С отвисшими усами
«Шестеро североафриканцев играют в шары под статуей Флобера. Звонкие удары перекрывают глухой ропот уличной пробки. Коричневая рука посылает вперед серебряную сферу — прощальным, ироничным, ласкающим движением пальцев. Шар приземляется, тяжело подскакивает, прочерчивает борозду в медленно оседающей твердой пыли. Бросающий остается стоять изящной временной статуей: колени не до конца выпрямлены, правая ладонь самозабвенно раскрыта» — начинает Барнс свое повествование и са же себя обрывает: «Давайте начнем со статуи: той, что наверху, не временной, не изящной, с бронзовыми дорожками слез, с небрежно повязанным галстуком, в жилете и мешковатых брюках, с отвисшими усами; глядящей холодновато и недоверчиво. Взгляд писателя направлен на юг, от площади Кармелитов к собору, поверх презираемого им города, который был равнодушен к нему в ответ. Голова заносчиво поднята — только голуби могут увидеть его лысину в полном объеме».

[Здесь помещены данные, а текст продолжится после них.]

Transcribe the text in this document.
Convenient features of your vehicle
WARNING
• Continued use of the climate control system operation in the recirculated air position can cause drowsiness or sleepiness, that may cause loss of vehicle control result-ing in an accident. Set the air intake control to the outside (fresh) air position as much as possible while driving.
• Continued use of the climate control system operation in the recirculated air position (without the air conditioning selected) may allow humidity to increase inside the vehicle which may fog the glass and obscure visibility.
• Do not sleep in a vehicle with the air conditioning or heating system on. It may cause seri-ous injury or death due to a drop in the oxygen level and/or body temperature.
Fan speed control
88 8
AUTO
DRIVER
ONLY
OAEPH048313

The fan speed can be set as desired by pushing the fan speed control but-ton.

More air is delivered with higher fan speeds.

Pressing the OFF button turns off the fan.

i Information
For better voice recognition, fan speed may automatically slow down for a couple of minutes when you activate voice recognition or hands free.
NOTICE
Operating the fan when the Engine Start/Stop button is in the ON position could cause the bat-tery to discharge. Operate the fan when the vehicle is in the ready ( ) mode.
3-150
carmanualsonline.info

Да, это о нем. О том, кто говорил: «Эмма Бовари — это я». Об этой фразе наслышаны в России многие, даже если они Флобера отродясь не читали. Барнса интересует все: как жил создатель великого романа, как в книгах отражалась его собственная жизнь. Почему именно попугай? Да потому. что Барнса заинтересовала птица, чучело которой якобы стояло на флоберовском столе. «Я начал с памятника, — пишет Барнс, — поскольку именно с него началось мое паломничество. Почему литература заставляет нас преследовать литератора? Почему мы не можем оставить его в покое? Разве книг недостаточно?»
Чтобы ответить на эти вопросы, каждый читатель мог бы написать свой собственный роман, но, к счастью, этого не требуется. Достаточно просто узнать, как на этот вопрос отвечает Барнс.